De todo. Os portugueses que tinham participado na guerra de 1914/1918 eram elementos do Corpo Expedicionário Português, enviados pelo governo de Portugal. Ninguém lhes perguntou se queriam ir ou não. Acontece que alguns ficaram ou voltaram a França no fim da guerra, quase sempre para casar com uma francesa que tinham conhecido quando eram soldados. Pode haver semelhanças, isso sim, com os portugueses que, por razões ideológicas, tinham combatido em Espanha, do lado da República, e que, após a vitória de Franco, se tinham refugiado em França, em 1939. Mas, no conjunto, todos esses homens, sobreviventes da Grande Guerra ou da Guerra Civil espanhola, têm um mérito particular. Já não tinham quaisquer ilusões românticas sobre a guerra. Haviam sofrido na pele as suas piores abominações e, ainda assim, voltaram a pegar em armas e a combater. Chapeau, como dizem os franceses.
O caso de Hortense Antunes não é o de quem foi apanhada pelas circunstâncias mas apreciava a vida militar. Era caso único?

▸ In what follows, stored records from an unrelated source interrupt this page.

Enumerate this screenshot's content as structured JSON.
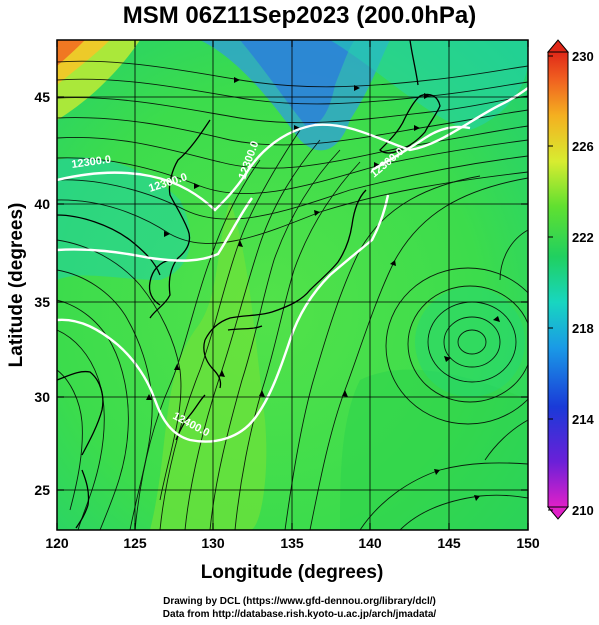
{
  "title": "MSM 06Z11Sep2023 (200.0hPa)",
  "axes": {
    "xlabel": "Longitude (degrees)",
    "ylabel": "Latitude  (degrees)",
    "x_ticks": [
      "120",
      "125",
      "130",
      "135",
      "140",
      "145",
      "150"
    ],
    "y_ticks": [
      "25",
      "30",
      "35",
      "40",
      "45"
    ],
    "x_range": [
      120,
      150
    ],
    "y_range": [
      22.5,
      47.6
    ]
  },
  "colorbar": {
    "ticks": [
      "230",
      "226",
      "222",
      "218",
      "214",
      "210"
    ],
    "range": [
      210,
      230
    ]
  },
  "contour_labels": [
    "12300.0",
    "12300.0",
    "12300.0",
    "12300.0",
    "12400.0"
  ],
  "credits": {
    "line1": "Drawing by DCL (https://www.gfd-dennou.org/library/dcl/)",
    "line2": "Data from http://database.rish.kyoto-u.ac.jp/arch/jmadata/"
  },
  "colors": {
    "field_main": "#3fe04a",
    "field_low": "#15c83c",
    "field_cyan": "#12d6b4",
    "field_blue": "#2f8ae6",
    "field_warm": "#e8f038",
    "field_hot": "#f07a24",
    "contour": "#ffffff",
    "streamline": "#000000"
  }
}
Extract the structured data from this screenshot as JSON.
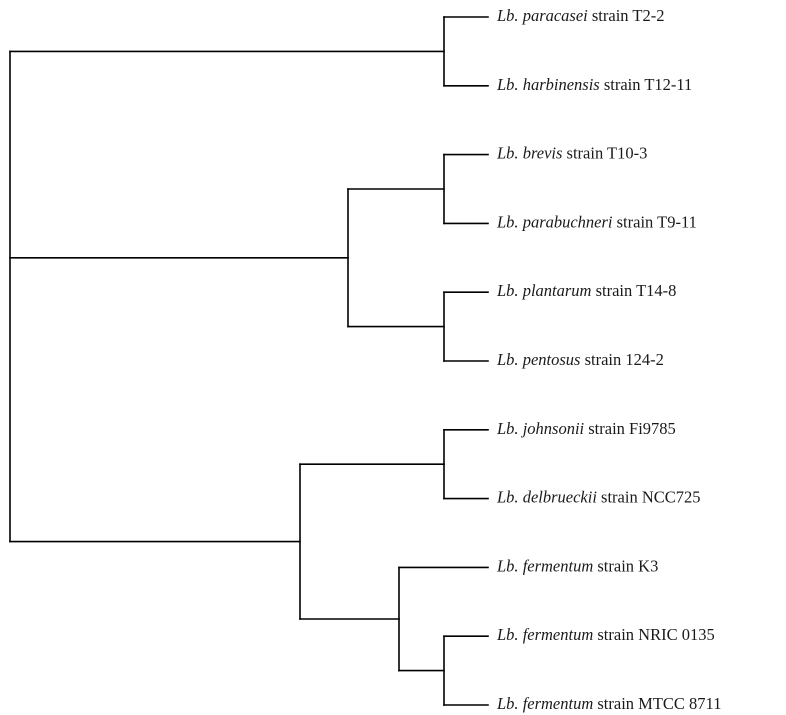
{
  "tree": {
    "leaves": [
      {
        "id": "l1",
        "genus": "Lb.",
        "species": "paracasei",
        "suffix": "strain T2-2"
      },
      {
        "id": "l2",
        "genus": "Lb.",
        "species": "harbinensis",
        "suffix": "strain T12-11"
      },
      {
        "id": "l3",
        "genus": "Lb.",
        "species": "brevis",
        "suffix": "strain T10-3"
      },
      {
        "id": "l4",
        "genus": "Lb.",
        "species": "parabuchneri",
        "suffix": "strain T9-11"
      },
      {
        "id": "l5",
        "genus": "Lb.",
        "species": "plantarum",
        "suffix": "strain T14-8"
      },
      {
        "id": "l6",
        "genus": "Lb.",
        "species": "pentosus",
        "suffix": "strain 124-2"
      },
      {
        "id": "l7",
        "genus": "Lb.",
        "species": "johnsonii",
        "suffix": "strain Fi9785"
      },
      {
        "id": "l8",
        "genus": "Lb.",
        "species": "delbrueckii",
        "suffix": "strain NCC725"
      },
      {
        "id": "l9",
        "genus": "Lb.",
        "species": "fermentum",
        "suffix": "strain K3"
      },
      {
        "id": "l10",
        "genus": "Lb.",
        "species": "fermentum",
        "suffix": "strain NRIC 0135"
      },
      {
        "id": "l11",
        "genus": "Lb.",
        "species": "fermentum",
        "suffix": "strain MTCC 8711"
      }
    ],
    "nodes": [
      {
        "id": "c12",
        "children": [
          "l1",
          "l2"
        ]
      },
      {
        "id": "c34",
        "children": [
          "l3",
          "l4"
        ]
      },
      {
        "id": "c56",
        "children": [
          "l5",
          "l6"
        ]
      },
      {
        "id": "c3456",
        "children": [
          "c34",
          "c56"
        ]
      },
      {
        "id": "c78",
        "children": [
          "l7",
          "l8"
        ]
      },
      {
        "id": "c1011",
        "children": [
          "l10",
          "l11"
        ]
      },
      {
        "id": "c91011",
        "children": [
          "l9",
          "c1011"
        ]
      },
      {
        "id": "c7891011",
        "children": [
          "c78",
          "c91011"
        ]
      },
      {
        "id": "root",
        "children": [
          "c12",
          "c3456",
          "c7891011"
        ]
      }
    ]
  }
}
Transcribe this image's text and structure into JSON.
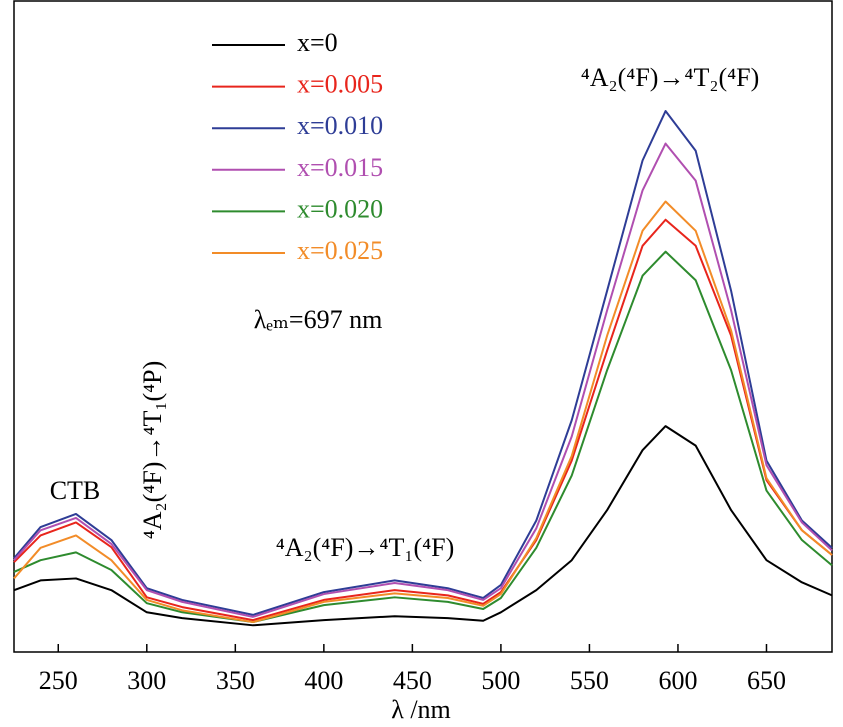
{
  "chart_data": {
    "type": "line",
    "x": [
      225,
      240,
      260,
      280,
      300,
      320,
      360,
      400,
      440,
      470,
      490,
      500,
      520,
      540,
      560,
      580,
      593,
      610,
      630,
      650,
      670,
      687
    ],
    "series": [
      {
        "name": "x=0",
        "color": "#000000",
        "values": [
          9.5,
          11,
          11.3,
          9.5,
          6.1,
          5.2,
          4.1,
          4.9,
          5.5,
          5.2,
          4.8,
          6.1,
          9.5,
          14.1,
          21.8,
          31,
          34.7,
          31.7,
          21.8,
          14.1,
          10.7,
          8.7
        ]
      },
      {
        "name": "x=0.005",
        "color": "#e8251c",
        "values": [
          13.8,
          17.9,
          19.9,
          16.1,
          8.4,
          6.9,
          4.9,
          8,
          9.5,
          8.7,
          7.4,
          9.2,
          17.2,
          29.4,
          46.3,
          62.4,
          66.4,
          62.4,
          48.6,
          26.4,
          18.7,
          14.9
        ]
      },
      {
        "name": "x=0.010",
        "color": "#2e3d96",
        "values": [
          14.4,
          19.2,
          21.2,
          17.2,
          9.8,
          8,
          5.7,
          9.2,
          11,
          9.8,
          8.3,
          10.3,
          20.2,
          35.6,
          55.5,
          75.5,
          83.1,
          77,
          55.5,
          29.4,
          20.2,
          16
        ]
      },
      {
        "name": "x=0.015",
        "color": "#b04fb0",
        "values": [
          14.1,
          18.7,
          20.6,
          16.6,
          9.5,
          7.7,
          5.4,
          8.9,
          10.6,
          9.5,
          8,
          9.8,
          19,
          33.1,
          52.5,
          70.9,
          78.1,
          72.4,
          52.5,
          28.7,
          19.9,
          15.6
        ]
      },
      {
        "name": "x=0.020",
        "color": "#2e8b2e",
        "values": [
          12.3,
          14.1,
          15.3,
          12.6,
          7.5,
          6.1,
          4.6,
          7.2,
          8.4,
          7.7,
          6.6,
          8.3,
          16,
          27.1,
          43.3,
          57.8,
          61.5,
          57.1,
          43.3,
          24.8,
          17.2,
          13.3
        ]
      },
      {
        "name": "x=0.025",
        "color": "#f28c28",
        "values": [
          11.3,
          16,
          17.9,
          14.1,
          8,
          6.4,
          4.6,
          7.7,
          9,
          8.3,
          7.1,
          8.9,
          17.5,
          30.1,
          48.6,
          64.7,
          69.2,
          64.7,
          49.4,
          26.7,
          18.7,
          14.9
        ]
      }
    ],
    "xlim": [
      225,
      687
    ],
    "ylim": [
      0,
      100
    ],
    "xticks": [
      250,
      300,
      350,
      400,
      450,
      500,
      550,
      600,
      650
    ],
    "x_label": "λ /nm",
    "annotations": [
      "⁴A₂(⁴F)→⁴T₂(⁴F)",
      "CTB",
      "⁴A₂(⁴F)→⁴T₁(⁴P)",
      "⁴A₂(⁴F)→⁴T₁(⁴F)",
      "λₑₘ=697 nm"
    ]
  }
}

Não sabemos se, num primeiro tempo, ela apreciava ou não a vida militar. Quando foi para Londres e se voluntariou para as forças da França Livre era apenas uma jovem rapariga civil que poderia ter sido destacada para ajudar em secções administrativas como estenodactilógrafa. Mas sabemos que, depois de ter sido incorporada no exército, escolheu sem dúvida a vida militar, onde continuou longos anos, já depois de a guerra acabar, talvez até morrer. Em contrapartida, houve alguns portugueses que optaram por combater os alemães como voluntários no exército da França livre e que se juntaram a de Gaulle na Grã Bretanha ou, mais tarde, na África do Norte. O caso mais notável é o de Rogério Flores. Nascido em Tavira, simples ajudante de pedreiro e soldado raso, subiu na hierarquia militar, chegou a oficial e acabou capitão do exército francês. É um caso raro, sobretudo tratando-se de um estrangeiro. Recebeu as mais altas condecorações militares francesas por feitos em combate e foi homenageado de uma forma muito invulgar. A Escola Militar Inter-armas francesa escolheu-o para padrinho da promoção de 2009, que tem o nome dele desde então.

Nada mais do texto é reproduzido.